23000 hatten es satt

Demonstration in Berlin für Neuausrichtung der Agrarpolitik

Tausende Menschen demonstrierten am Samstag in Berlin gegen die Agrarindustrie und die aktuelle Agrarpolitik. Unter dem Motto »Wir haben es satt!« hatte ein Bündnis von mehr als 90 Organisationen zum Protest aufgerufen.

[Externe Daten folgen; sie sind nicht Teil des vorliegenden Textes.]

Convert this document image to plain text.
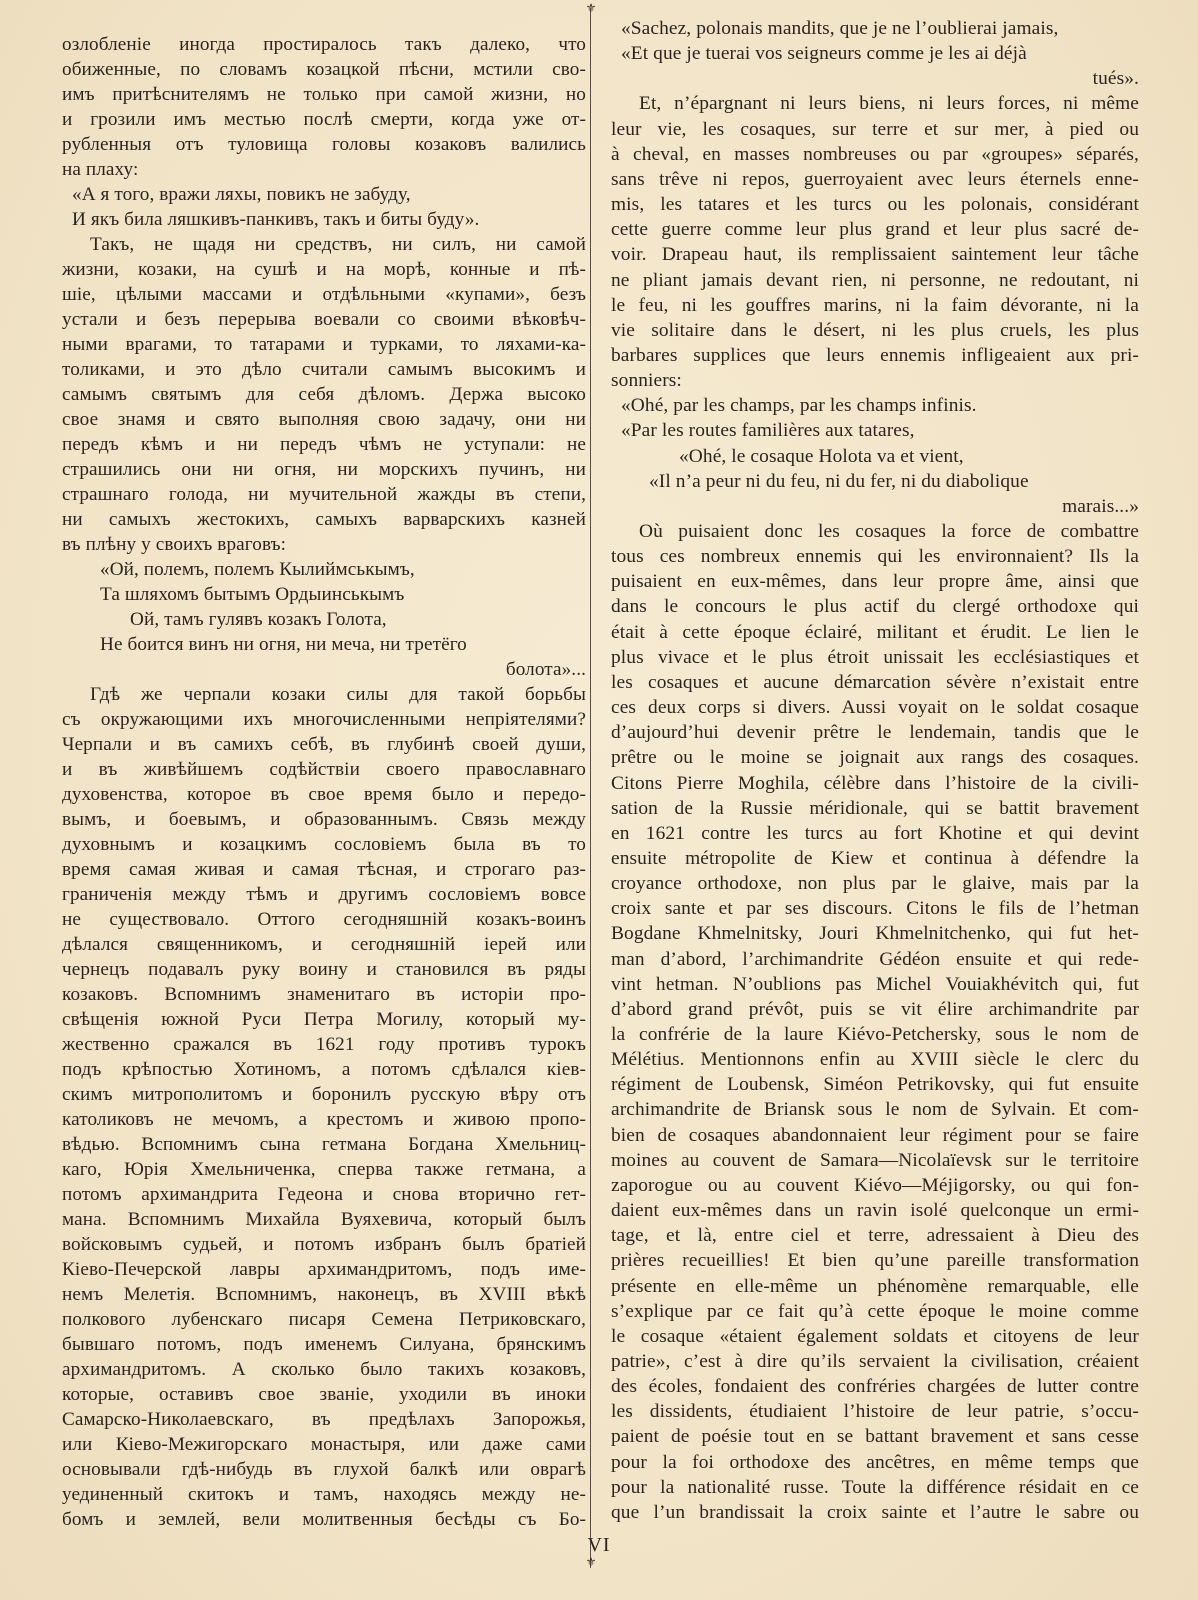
озлобленіе иногда простиралось такъ далеко, что
обиженные, по словамъ козацкой пѣсни, мстили сво-
имъ притѣснителямъ не только при самой жизни, но
и грозили имъ местью послѣ смерти, когда уже от-
рубленныя отъ туловища головы козаковъ валились
на плаху:
«А я того, вражи ляхы, повикъ не забуду,
И якъ била ляшкивъ-панкивъ, такъ и биты буду».
Такъ, не щадя ни средствъ, ни силъ, ни самой
жизни, козаки, на сушѣ и на морѣ, конные и пѣ-
шіе, цѣлыми массами и отдѣльными «купами», безъ
устали и безъ перерыва воевали со своими вѣковѣч-
ными врагами, то татарами и турками, то ляхами-ка-
толиками, и это дѣло считали самымъ высокимъ и
самымъ святымъ для себя дѣломъ. Держа высоко
свое знамя и свято выполняя свою задачу, они ни
передъ кѣмъ и ни передъ чѣмъ не уступали: не
страшились они ни огня, ни морскихъ пучинъ, ни
страшнаго голода, ни мучительной жажды въ степи,
ни самыхъ жестокихъ, самыхъ варварскихъ казней
въ плѣну у своихъ враговъ:
«Ой, полемъ, полемъ Кылиймськымъ,
Та шляхомъ бытымъ Ордыинськымъ
Ой, тамъ гулявъ козакъ Голота,
Не боится винъ ни огня, ни меча, ни третёго
болота»...
Гдѣ же черпали козаки силы для такой борьбы
съ окружающими ихъ многочисленными непріятелями?
Черпали и въ самихъ себѣ, въ глубинѣ своей души,
и въ живѣйшемъ содѣйствіи своего православнаго
духовенства, которое въ свое время было и передо-
вымъ, и боевымъ, и образованнымъ. Связь между
духовнымъ и козацкимъ сословіемъ была въ то
время самая живая и самая тѣсная, и строгаго раз-
граниченія между тѣмъ и другимъ сословіемъ вовсе
не существовало. Оттого сегодняшній козакъ-воинъ
дѣлался священникомъ, и сегодняшній іерей или
чернецъ подавалъ руку воину и становился въ ряды
козаковъ. Вспомнимъ знаменитаго въ исторіи про-
свѣщенія южной Руси Петра Могилу, который му-
жественно сражался въ 1621 году противъ турокъ
подъ крѣпостью Хотиномъ, а потомъ сдѣлался кіев-
скимъ митрополитомъ и боронилъ русскую вѣру отъ
католиковъ не мечомъ, а крестомъ и живою пропо-
вѣдью. Вспомнимъ сына гетмана Богдана Хмельниц-
каго, Юрія Хмельниченка, сперва также гетмана, а
потомъ архимандрита Гедеона и снова вторично гет-
мана. Вспомнимъ Михайла Вуяхевича, который былъ
войсковымъ судьей, и потомъ избранъ былъ братіей
Кіево-Печерской лавры архимандритомъ, подъ име-
немъ Мелетія. Вспомнимъ, наконецъ, въ XVIII вѣкѣ
полкового лубенскаго писаря Семена Петриковскаго,
бывшаго потомъ, подъ именемъ Силуана, брянскимъ
архимандритомъ. А сколько было такихъ козаковъ,
которые, оставивъ свое званіе, уходили въ иноки
Самарско-Николаевскаго, въ предѣлахъ Запорожья,
или Кіево-Межигорскаго монастыря, или даже сами
основывали гдѣ-нибудь въ глухой балкѣ или оврагѣ
уединенный скитокъ и тамъ, находясь между не-
бомъ и землей, вели молитвенныя бесѣды съ Бо-
⚜
⚜
«Sachez, polonais mandits, que je ne l’oublierai jamais,
«Et que je tuerai vos seigneurs comme je les ai déjà
tués».
Et, n’épargnant ni leurs biens, ni leurs forces, ni même
leur vie, les cosaques, sur terre et sur mer, à pied ou
à cheval, en masses nombreuses ou par «groupes» séparés,
sans trêve ni repos, guerroyaient avec leurs éternels enne-
mis, les tatares et les turcs ou les polonais, considérant
cette guerre comme leur plus grand et leur plus sacré de-
voir. Drapeau haut, ils remplissaient saintement leur tâche
ne pliant jamais devant rien, ni personne, ne redoutant, ni
le feu, ni les gouffres marins, ni la faim dévorante, ni la
vie solitaire dans le désert, ni les plus cruels, les plus
barbares supplices que leurs ennemis infligeaient aux pri-
sonniers:
«Ohé, par les champs, par les champs infinis.
«Par les routes familières aux tatares,
«Ohé, le cosaque Holota va et vient,
«Il n’a peur ni du feu, ni du fer, ni du diabolique
marais...»
Où puisaient donc les cosaques la force de combattre
tous ces nombreux ennemis qui les environnaient? Ils la
puisaient en eux-mêmes, dans leur propre âme, ainsi que
dans le concours le plus actif du clergé orthodoxe qui
était à cette époque éclairé, militant et érudit. Le lien le
plus vivace et le plus étroit unissait les ecclésiastiques et
les cosaques et aucune démarcation sévère n’existait entre
ces deux corps si divers. Aussi voyait on le soldat cosaque
d’aujourd’hui devenir prêtre le lendemain, tandis que le
prêtre ou le moine se joignait aux rangs des cosaques.
Citons Pierre Moghila, célèbre dans l’histoire de la civili-
sation de la Russie méridionale, qui se battit bravement
en 1621 contre les turcs au fort Khotine et qui devint
ensuite métropolite de Kiew et continua à défendre la
croyance orthodoxe, non plus par le glaive, mais par la
croix sante et par ses discours. Citons le fils de l’hetman
Bogdane Khmelnitsky, Jouri Khmelnitchenko, qui fut het-
man d’abord, l’archimandrite Gédéon ensuite et qui rede-
vint hetman. N’oublions pas Michel Vouiakhévitch qui, fut
d’abord grand prévôt, puis se vit élire archimandrite par
la confrérie de la laure Kiévo-Petchersky, sous le nom de
Mélétius. Mentionnons enfin au XVIII siècle le clerc du
régiment de Loubensk, Siméon Petrikovsky, qui fut ensuite
archimandrite de Briansk sous le nom de Sylvain. Et com-
bien de cosaques abandonnaient leur régiment pour se faire
moines au couvent de Samara—Nicolaïevsk sur le territoire
zaporogue ou au couvent Kiévo—Méjigorsky, ou qui fon-
daient eux-mêmes dans un ravin isolé quelconque un ermi-
tage, et là, entre ciel et terre, adressaient à Dieu des
prières recueillies! Et bien qu’une pareille transformation
présente en elle-même un phénomène remarquable, elle
s’explique par ce fait qu’à cette époque le moine comme
le cosaque «étaient également soldats et citoyens de leur
patrie», c’est à dire qu’ils servaient la civilisation, créaient
des écoles, fondaient des confréries chargées de lutter contre
les dissidents, étudiaient l’histoire de leur patrie, s’occu-
paient de poésie tout en se battant bravement et sans cesse
pour la foi orthodoxe des ancêtres, en même temps que
pour la nationalité russe. Toute la différence résidait en ce
que l’un brandissait la croix sainte et l’autre le sabre ou
VI
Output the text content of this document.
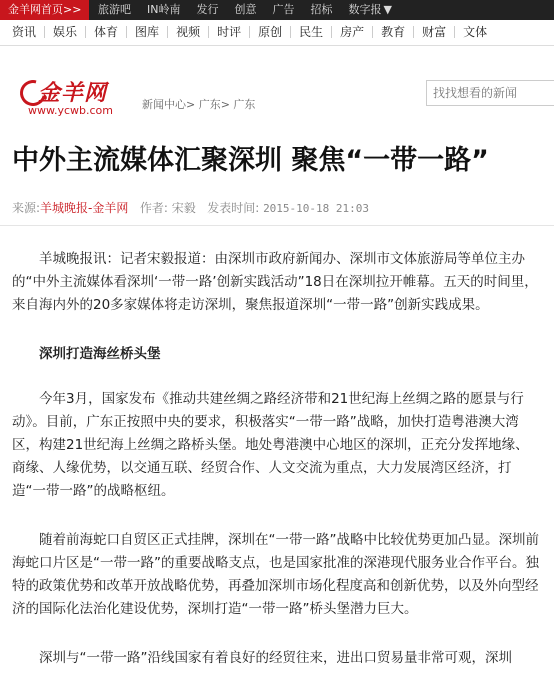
金羊网首页>>	旅游吧	IN岭南	发行	创意	广告	招标	数字报 ▼
资讯	娱乐	体育	图库	视频	时评	原创	民生	房产	教育	财富	文体
金羊网
www.ycwb.com	新闻中心> 广东> 广东
找找想看的新闻
中外主流媒体汇聚深圳 聚焦“一带一路”
来源:羊城晚报-金羊网 作者: 宋毅 发表时间: 2015-10-18 21:03

羊城晚报讯：记者宋毅报道：由深圳市政府新闻办、深圳市文体旅游局等单位主办的“中外主流媒体看深圳‘一带一路’创新实践活动”18日在深圳拉开帷幕。五天的时间里，来自海内外的20多家媒体将走访深圳，聚焦报道深圳“一带一路”创新实践成果。

深圳打造海丝桥头堡

今年3月，国家发布《推动共建丝绸之路经济带和21世纪海上丝绸之路的愿景与行动》。目前，广东正按照中央的要求，积极落实“一带一路”战略，加快打造粤港澳大湾区，构建21世纪海上丝绸之路桥头堡。地处粤港澳中心地区的深圳，正充分发挥地缘、商缘、人缘优势，以交通互联、经贸合作、人文交流为重点，大力发展湾区经济，打造“一带一路”的战略枢纽。

随着前海蛇口自贸区正式挂牌，深圳在“一带一路”战略中比较优势更加凸显。深圳前海蛇口片区是“一带一路”的重要战略支点，也是国家批准的深港现代服务业合作平台。独特的政策优势和改革开放战略优势，再叠加深圳市场化程度高和创新优势，以及外向型经济的国际化法治化建设优势，深圳打造“一带一路”桥头堡潜力巨大。

深圳与“一带一路”沿线国家有着良好的经贸往来，进出口贸易量非常可观，深圳
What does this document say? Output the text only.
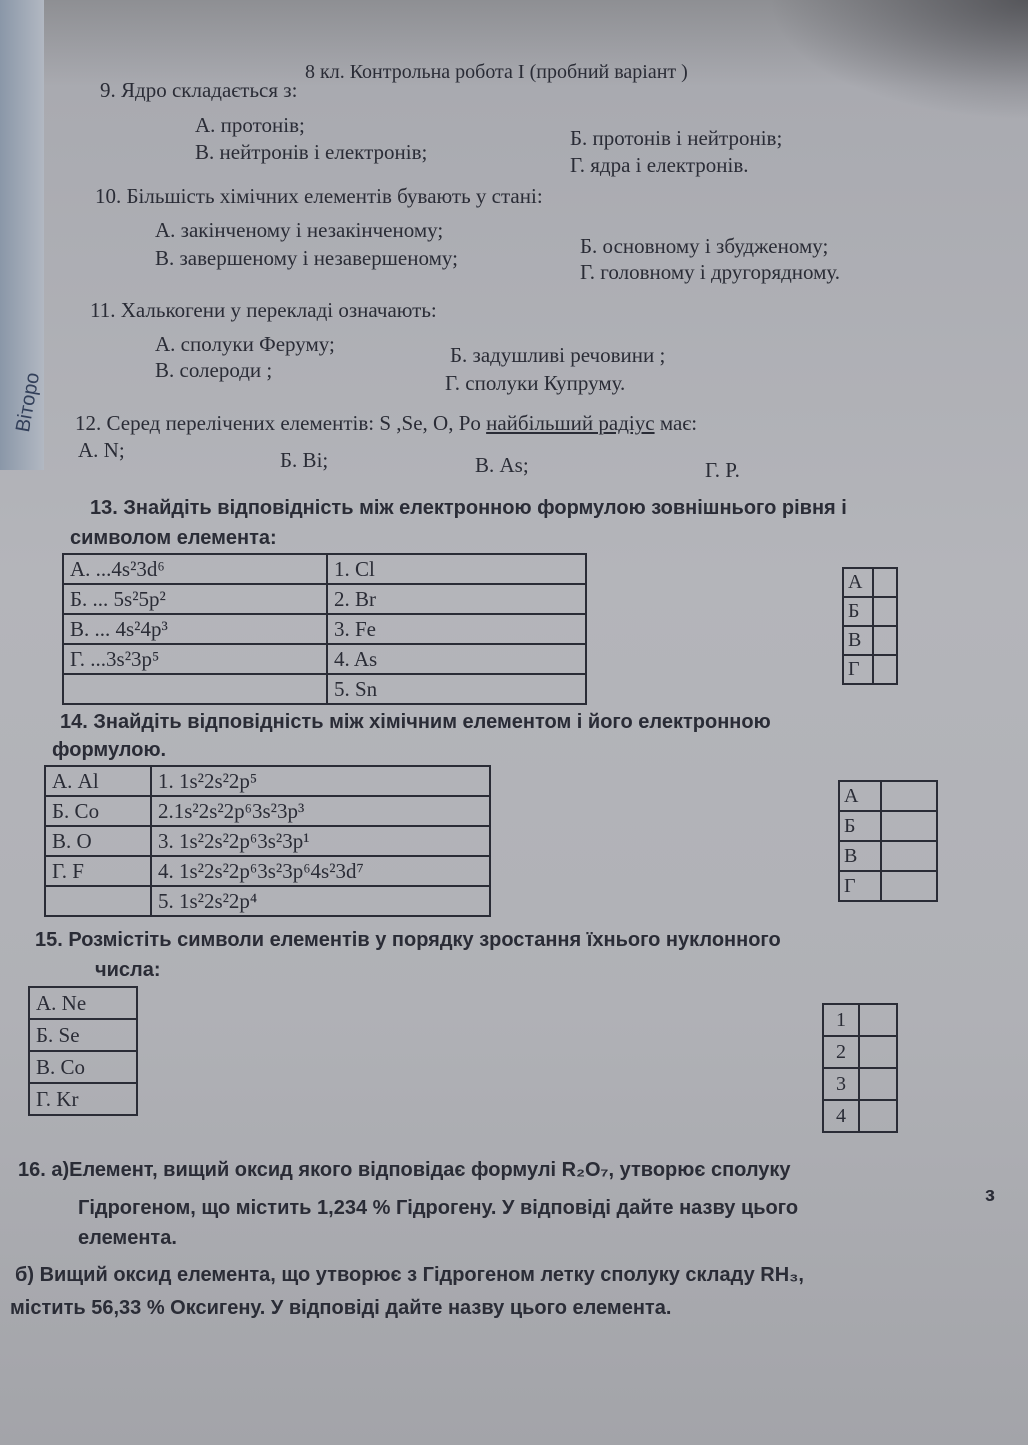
Віторо
8 кл. Контрольна робота І (пробний варіант )
9. Ядро складається з:
А. протонів;
Б. протонів і нейтронів;
В. нейтронів і електронів;
Г. ядра і електронів.
10. Більшість хімічних елементів бувають у стані:
А. закінченому і незакінченому;
Б. основному і збудженому;
В. завершеному і незавершеному;
Г. головному і другорядному.
11. Халькогени у перекладі означають:
А. сполуки Феруму;	Б. задушливі речовини ;
В. солероди ;
Г. сполуки Купруму.
12. Серед перелічених елементів: S ,Se, O, Po найбільший радіус має:
А. N;	Б. Bi;	В. As;	Г. P.
13. Знайдіть відповідність між електронною формулою зовнішнього рівня і
символом елемента:
А. ...4s²3d⁶	1. Cl
Б. ... 5s²5p²	2. Br
В. ... 4s²4p³	3. Fe
Г. ...3s²3p⁵	4. As
	5. Sn
А	
Б	
В	
Г	
14. Знайдіть відповідність між хімічним елементом і його електронною
формулою.
А. Al	1. 1s²2s²2p⁵
Б. Co	2.1s²2s²2p⁶3s²3p³
В. O	3. 1s²2s²2p⁶3s²3p¹
Г. F	4. 1s²2s²2p⁶3s²3p⁶4s²3d⁷
	5. 1s²2s²2p⁴
А	
Б	
В	
Г	
15. Розмістіть символи елементів у порядку зростання їхнього нуклонного
числа:
А. Ne
Б. Se
В. Co
Г. Kr
1	
2	
3	
4	
16. а)Елемент, вищий оксид якого відповідає формулі R₂O₇, утворює сполуку
з
Гідрогеном, що містить 1,234 % Гідрогену. У відповіді дайте назву цього
елемента.
б) Вищий оксид елемента, що утворює з Гідрогеном летку сполуку складу RH₃,
містить 56,33 % Оксигену. У відповіді дайте назву цього елемента.
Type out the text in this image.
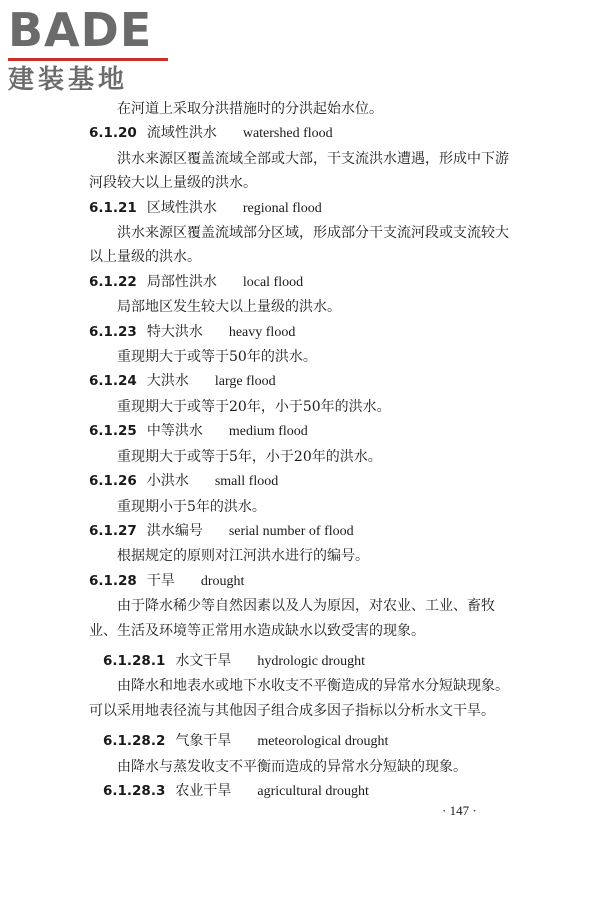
BADE
建装基地

在河道上采取分洪措施时的分洪起始水位。

6.1.20 流域性洪水 watershed flood

洪水来源区覆盖流域全部或大部，干支流洪水遭遇，形成中下游河段较大以上量级的洪水。

6.1.21 区域性洪水 regional flood

洪水来源区覆盖流域部分区域，形成部分干支流河段或支流较大以上量级的洪水。

6.1.22 局部性洪水 local flood

局部地区发生较大以上量级的洪水。

6.1.23 特大洪水 heavy flood

重现期大于或等于50年的洪水。

6.1.24 大洪水 large flood

重现期大于或等于20年，小于50年的洪水。

6.1.25 中等洪水 medium flood

重现期大于或等于5年，小于20年的洪水。

6.1.26 小洪水 small flood

重现期小于5年的洪水。

6.1.27 洪水编号 serial number of flood

根据规定的原则对江河洪水进行的编号。

6.1.28 干旱 drought

由于降水稀少等自然因素以及人为原因，对农业、工业、畜牧业、生活及环境等正常用水造成缺水以致受害的现象。

6.1.28.1 水文干旱 hydrologic drought

由降水和地表水或地下水收支不平衡造成的异常水分短缺现象。可以采用地表径流与其他因子组合成多因子指标以分析水文干旱。

6.1.28.2 气象干旱 meteorological drought

由降水与蒸发收支不平衡而造成的异常水分短缺的现象。

6.1.28.3 农业干旱 agricultural drought

· 147 ·
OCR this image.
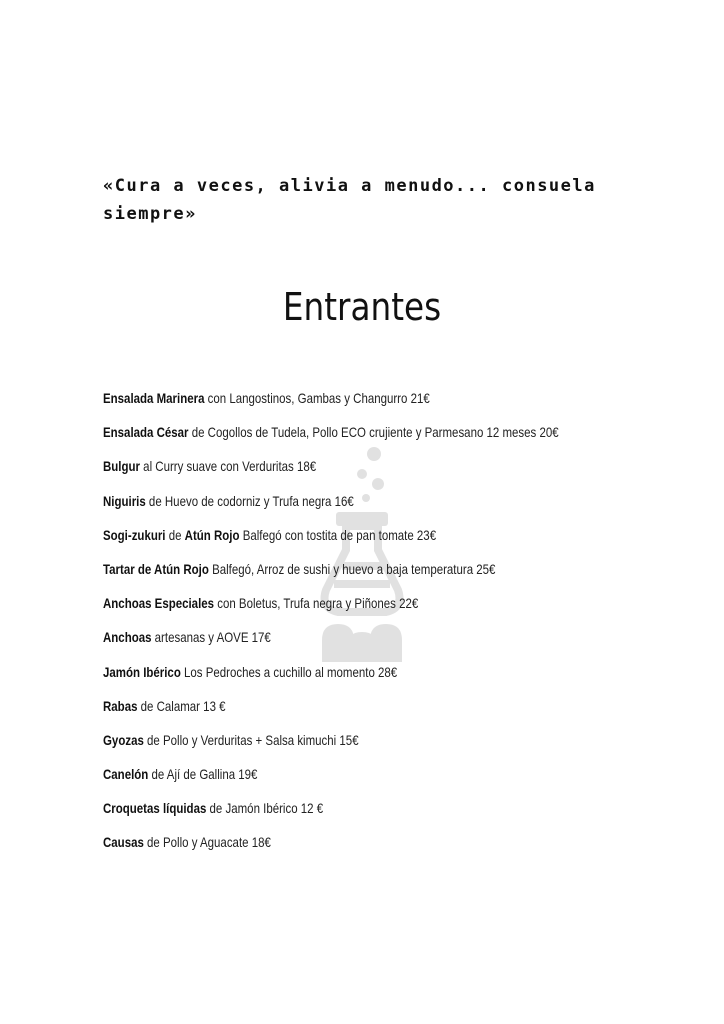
«Cura a veces, alivia a menudo... consuela siempre»
Entrantes
Ensalada Marinera con Langostinos, Gambas y Changurro 21€
Ensalada César de Cogollos de Tudela, Pollo ECO crujiente y Parmesano 12 meses 20€
Bulgur al Curry suave con Verduritas 18€
Niguiris de Huevo de codorniz y Trufa negra 16€
Sogi-zukuri de Atún Rojo Balfegó con tostita de pan tomate 23€
Tartar de Atún Rojo Balfegó, Arroz de sushi y huevo a baja temperatura 25€
Anchoas Especiales con Boletus, Trufa negra y Piñones 22€
Anchoas artesanas y AOVE 17€
Jamón Ibérico Los Pedroches a cuchillo al momento 28€
Rabas de Calamar 13 €
Gyozas de Pollo y Verduritas + Salsa kimuchi 15€
Canelón de Ají de Gallina 19€
Croquetas líquidas de Jamón Ibérico 12 €
Causas de Pollo y Aguacate 18€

Umwelt- und Tierschützer, Bauern, Imker, Slow-Food-Anhänger, Vegetarier und Veganer zogen vom Berliner Hauptbahnhof zum Bundeskanzleramt. Nach Angaben der Veranstalter nahmen 23 000 Menschen an Demo und Kundgebung teil. Anlass war die Verbraucher- und Landwirtschaftsmesse »Grüne Woche« sowie der gleichzeitig stattfindende internationale Agrarministergipfel.

Auf Transparenten, Plakaten und in Sprechchören machten die Teilnehmer auf aktuelle Risiken der industriellen Lebensmittelproduktion aufmerksam. Waren es im 2011 Dioxinreste im Tierfutter, wurden kürzlich antibiotikaresistente Keime in Geflügelfleisch gefunden. Angesichts ständig neuer Skandale verlangten die Veranstalter von Bundeskanzlerin Angela Merkel (CDU) und von Verbraucherministerin Ilse Aigner (CSU) eine Neuausrichtung der Agrarpolitik. Der Regierung wurde vorgeworfen, bei der EU-Agrarreform Steigbügelhalter der Agrarindustrie zu sein, statt Forderungen der Zivilgesellschaft durchzusetzen. Subventionen müssten an ökologische, soziale und Tierschutzkriterien gebunden werden. Zuzahlungen für Agrarexporte seien zu stoppen.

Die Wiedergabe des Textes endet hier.